The new offering is designed to let businesses manage fiat and cryptocurrency banking from a “single, nationally chartered bank,” the financial services company said in a new release provided to PYMNTS Thursday (April 2).
The company says the launch builds on SoFi’s ongoing integration of blockchain. In the past year, it has begun allowing members to buy, sell and hold crypto, launched its own stablecoin and built the infrastructure to merge traditional and on-chain finance.
Big Business Banking, the company said, combines all of these efforts, letting any company operating across both traditional and digital finance to hold deposits, move funds and settle transactions around the block on SoFi’s banking platform.
“To be competitive businesses today must operate in a global, always-on environment 24 hours a day, 7 days a week, while legacy banks typically still operate 9 to 5, Monday to Friday,” said Anthony Noto, SoFi’s chief executive.
“SoFi Big Business Banking is changing that by combining the strength and regulatory foundation of a nationally chartered bank with the speed, scale, and flexibility companies need to move and manage money or digital assets in real time.”
During an earnings call in January, SoFi traced crypto’s evolution from “experiment to operating segment” within the company, as PYMNTS wrote.
After regulators clarified that national banks could support crypto activity, SoFi launched international payments via SoFi Pay, resumed consumer crypto trading and launched SoFiUSD.

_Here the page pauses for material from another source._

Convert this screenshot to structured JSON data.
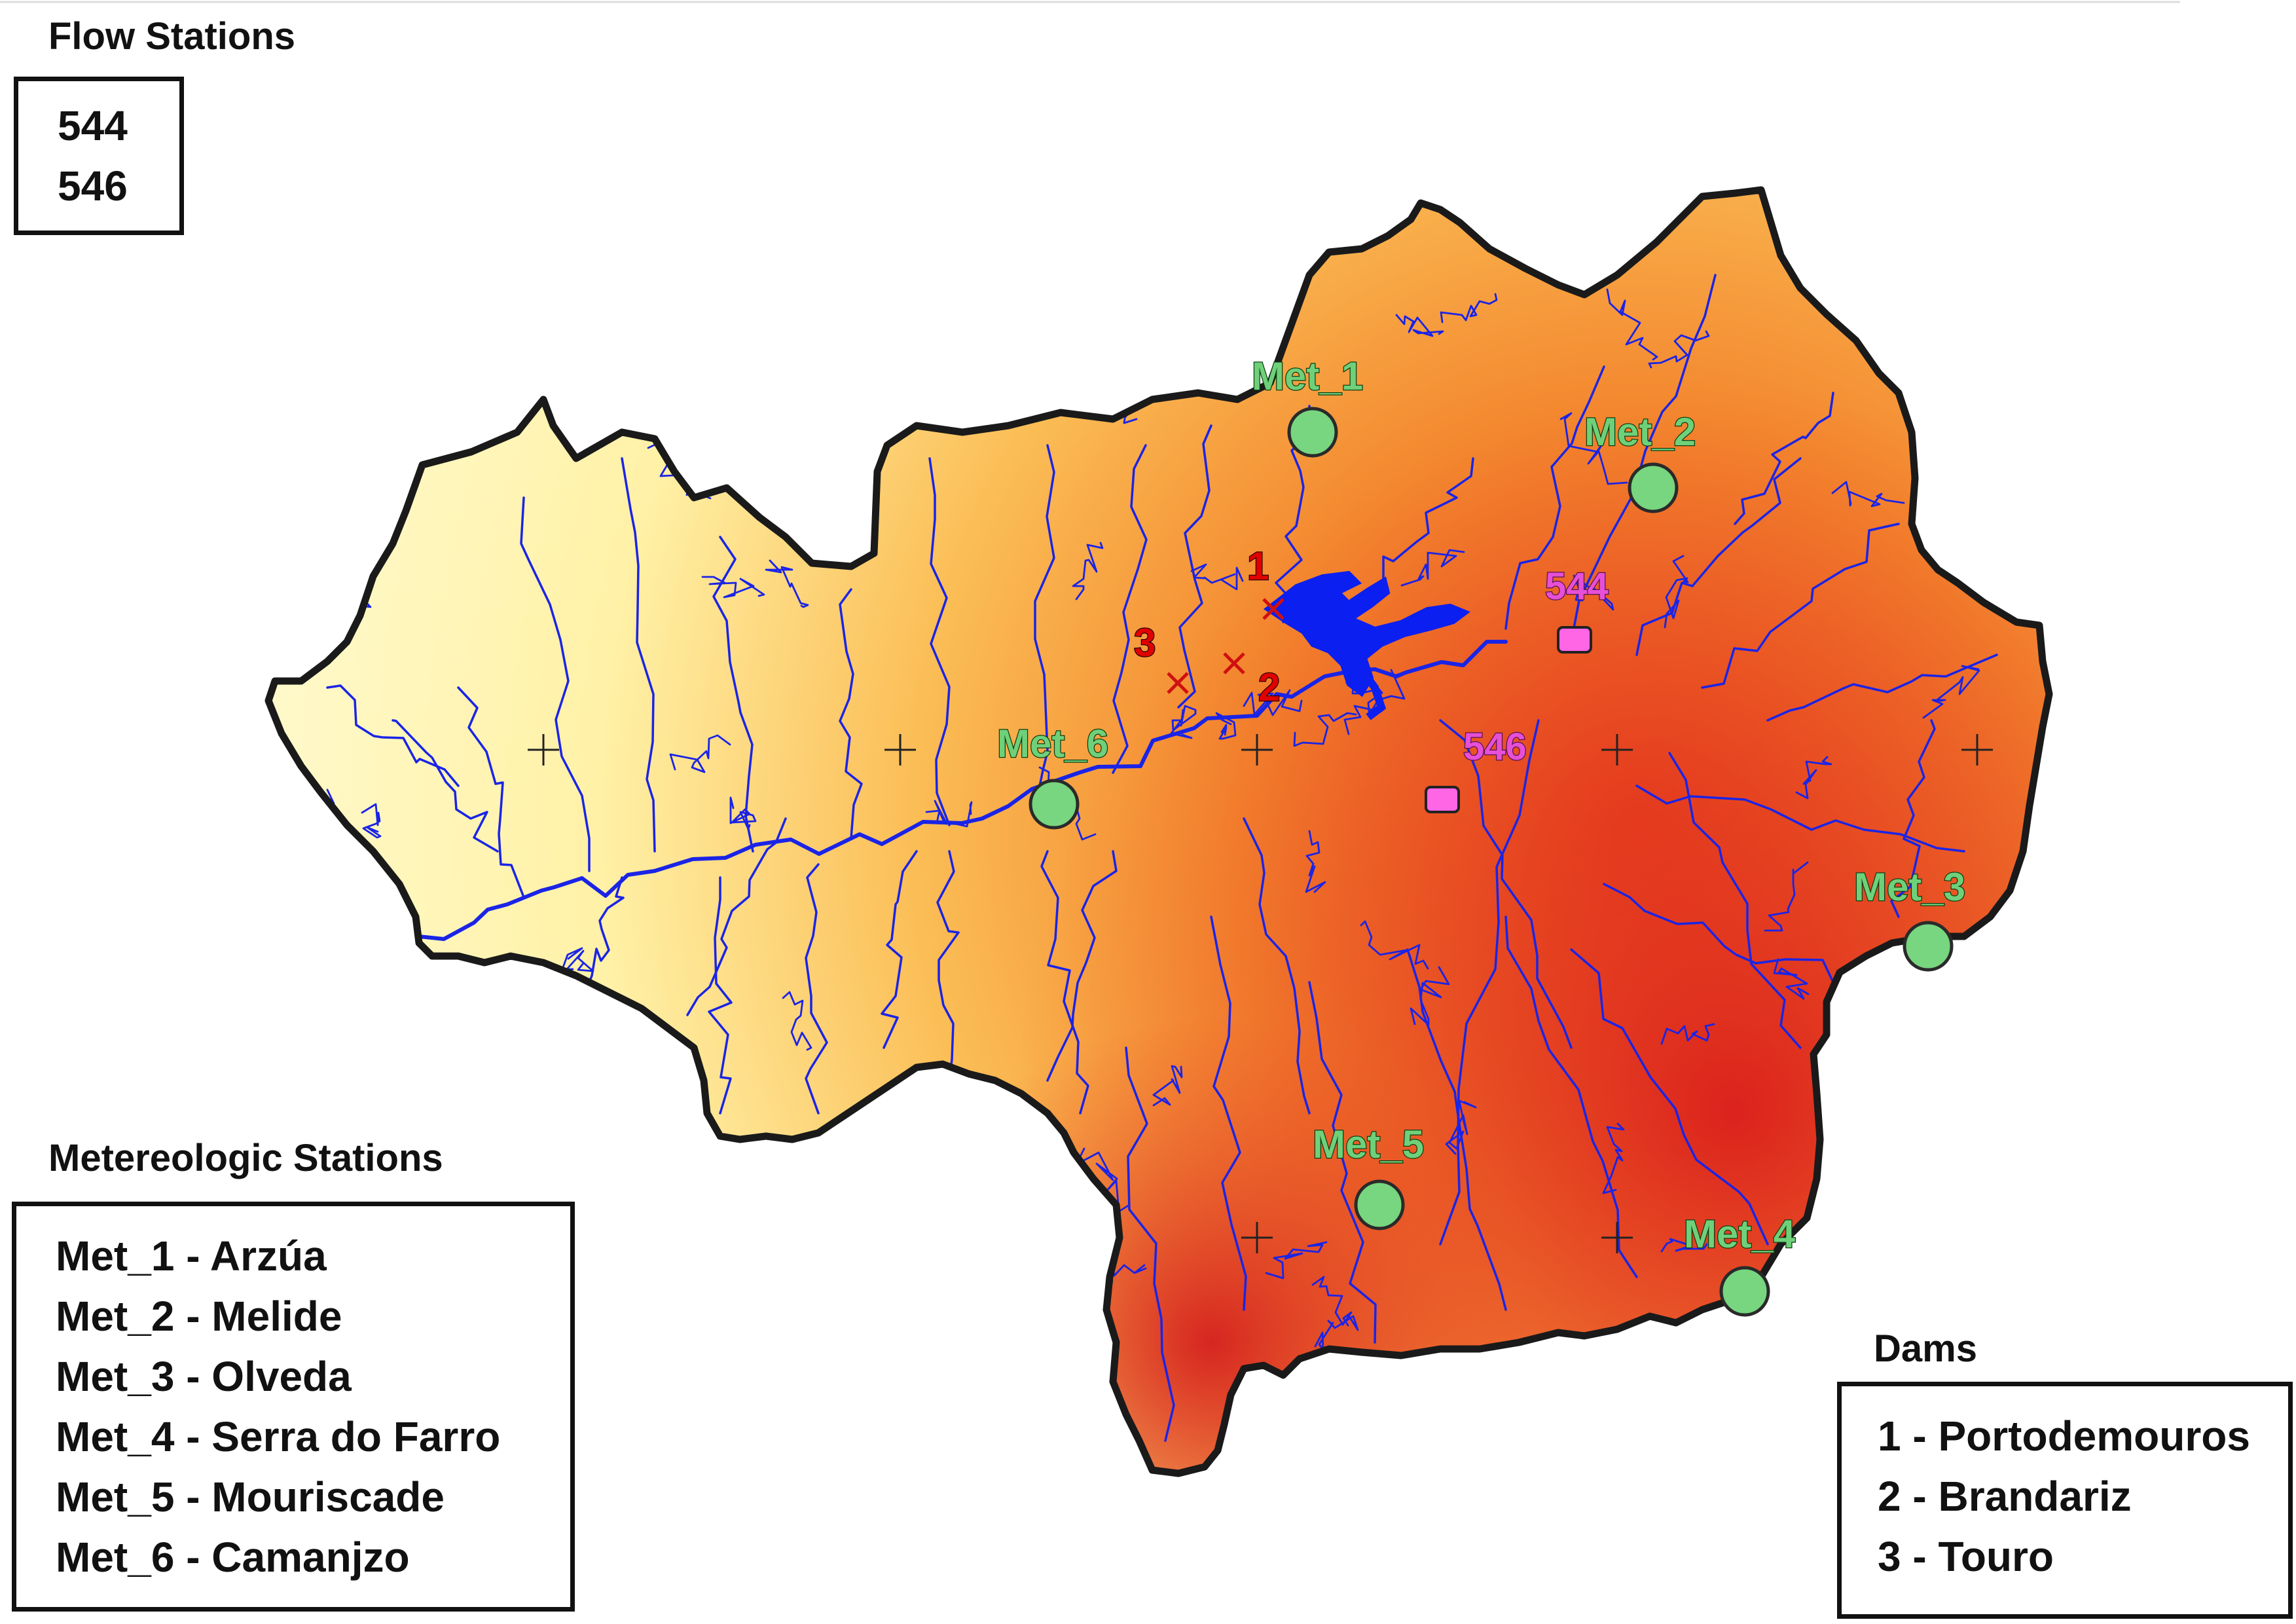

Noto said the company became “the first national bank to issue a stablecoin on a public permissionless blockchain,” adding that SoFi USD is backed one-for-one with cash held in its Federal Reserve master account.
He described the initiative as placing SoFi “at the center of the crypto ecosystem,” with the goal of extending those services to institutional trading, correspondent payments and settlement.
Meanwhile, recent PYMNTS Intelligence research shows that businesses — especially small and medium-sized businesses (SMBs) — are increasingly turning to digital payment methods.
“Ready for Change: Why Nearly Half of SMBs Want to Ditch Cash and Checks,” a collaboration between PYMNTS Intelligence and Mastercard, shows that “legacy” payment habits often reflect workflow realities instead of a refusal to adopt digital tools.
“In other words, there is real room for progress because the barriers are solvable,” PYMNTS wrote. “When payment providers design around how SMBs actually operate—approvals, invoicing rhythms, liquidity needs, and risk concerns—adoption can accelerate in a way that feels like an upgrade, not a disruption.”